Evolve the website experience to meet changing user expectations: Update the website to provide quick, digestible summaries at the top of each page, accompanied by clear pathways to more detailed content. There is an opportunity to offer personalisation features enabling users to easily find information most relevant to their context, intent, or stage in the journey. This approach reinforces trust and aligns with current user information scanning behaviours.
Prioritise SEO and GEO (Generative Engine Optimisation): As users increasingly assess reliability based on visible links and cited sources in Google AI, maintaining strong SEO and GEO is essential. This ensures Prostate Cancer UK remains visible and cited in AI summaries, serving as a trust signal and increasing the likelihood that users will click through to reliable, authoritative content as search habits evolve.
Careful AI product exploration: Should Prostate Cancer UK pursue its own AI initiatives, it must carefully design the tone and information density to avoid alarming users, ensuring responses are measured, empathetic, and consistently reliable.
Further and ongoing research: We recommend conducting further research with larger sample sizes, potentially through quantitative surveys, to validate behaviours observed in this qualitative study and to include younger users who may be more open and adaptable to changing search behaviours. This should not be considered a standalone study. Given the rapid evolution of technologies such as Generative AI, regular user research is necessary to understand how these changes affect user behaviours, web traffic, and Prostate Cancer UK’s success.

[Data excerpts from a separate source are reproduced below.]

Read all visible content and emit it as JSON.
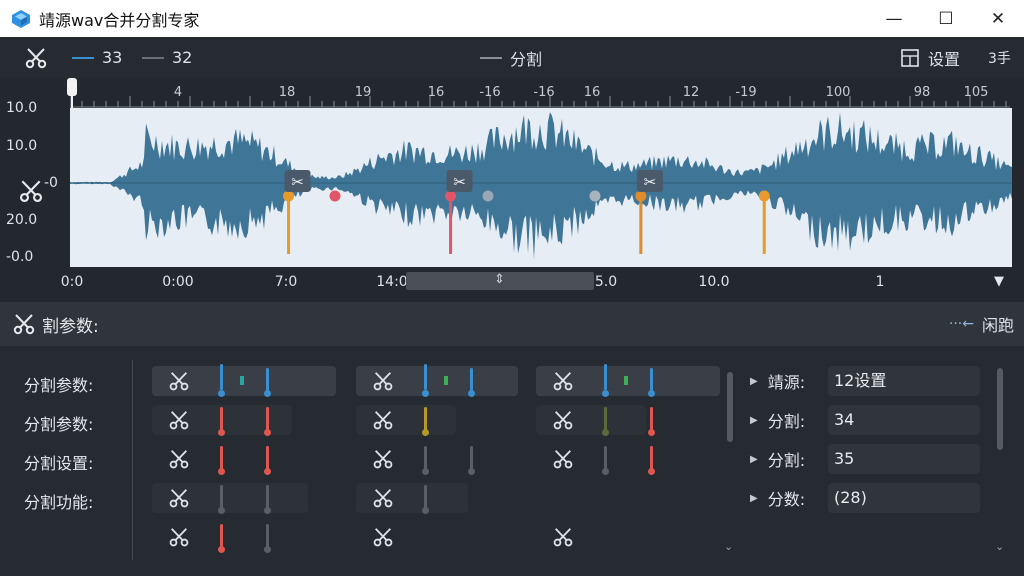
{
  "window": {
    "title": "靖源wav合并分割专家",
    "minimize": "—",
    "maximize": "☐",
    "close": "✕"
  },
  "toolbar": {
    "track_a": "33",
    "track_b": "32",
    "mode_label": "分割",
    "settings_label": "设置",
    "extra_label": "3手",
    "colors": {
      "track_a": "#3a8fd0",
      "track_b": "#6b7078"
    }
  },
  "waveform": {
    "y_labels": [
      "10.0",
      "10.0",
      "-0",
      "20.0",
      "-0.0"
    ],
    "ruler_labels": [
      "4",
      "18",
      "19",
      "16",
      "-16",
      "-16",
      "16",
      "12",
      "-19",
      "100",
      "98",
      "105"
    ],
    "x_labels": [
      "0:0",
      "0:00",
      "7:0",
      "14:0",
      "5.0",
      "10.0",
      "1"
    ],
    "wave_color": "#3f7597",
    "markers": [
      {
        "pos": 0.232,
        "color": "#e89a2a"
      },
      {
        "pos": 0.404,
        "color": "#e05567"
      },
      {
        "pos": 0.606,
        "color": "#e08a2a"
      },
      {
        "pos": 0.737,
        "color": "#e89a2a"
      }
    ]
  },
  "section": {
    "title": "割参数:",
    "right_label": "闲跑"
  },
  "params": {
    "row_labels": [
      "分割参数:",
      "分割参数:",
      "分割设置:",
      "分割功能:"
    ],
    "properties": [
      {
        "label": "靖源:",
        "value": "12设置"
      },
      {
        "label": "分割:",
        "value": "34"
      },
      {
        "label": "分割:",
        "value": "35"
      },
      {
        "label": "分数:",
        "value": "(28)"
      }
    ]
  }
}
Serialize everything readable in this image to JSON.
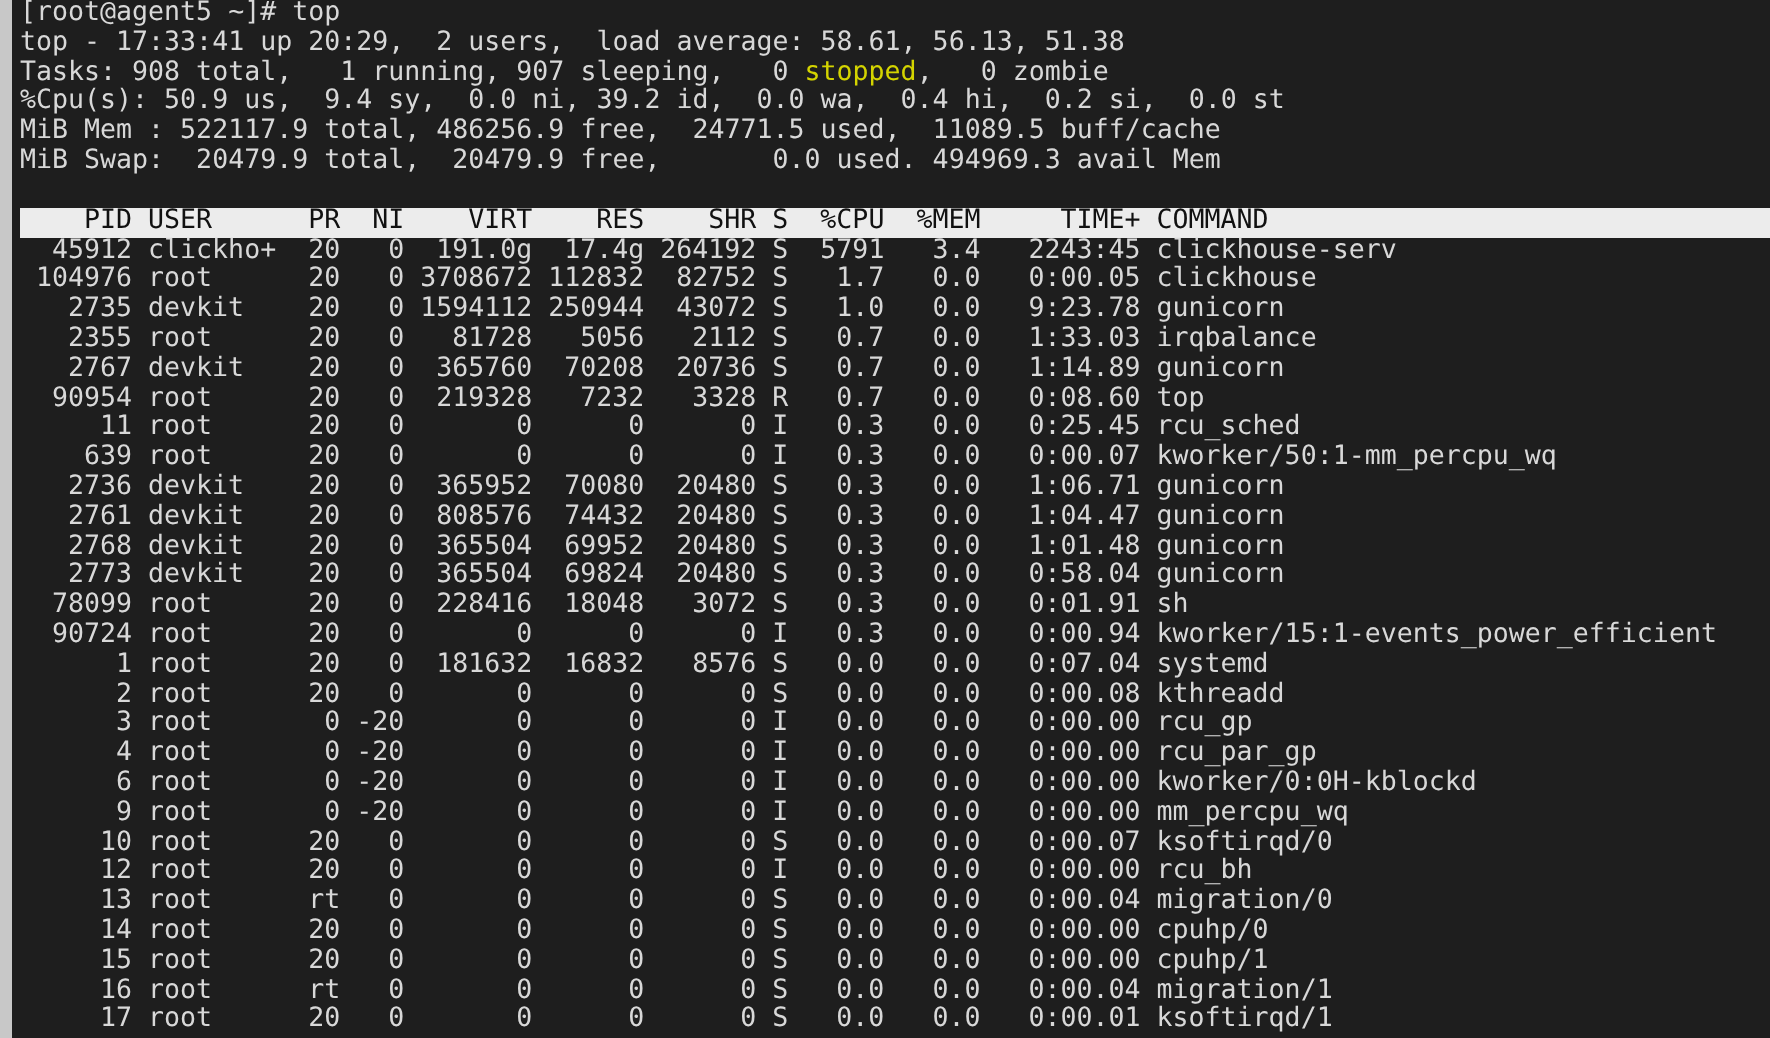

The research insights and strategic recommendations informed Prostate Cancer UK’s digital strategy, content development, and future AI initiatives.
Results
Fruto’s research enabled Prostate Cancer UK to understand and adapt within a rapidly evolving landscape, ensuring that men continue to find trusted support regardless of changes in search behaviour.
The research report was widely circulated and well received within Prostate Cancer UK, directly informing a new action plan developed with senior leadership.
The charity obtained its first robust, user-centred evidence on AI’s impact on health information-seeking, enabling decisive action to protect its role as a trusted source and ensuring it remains at the forefront of supporting men’s health in the age of generative AI.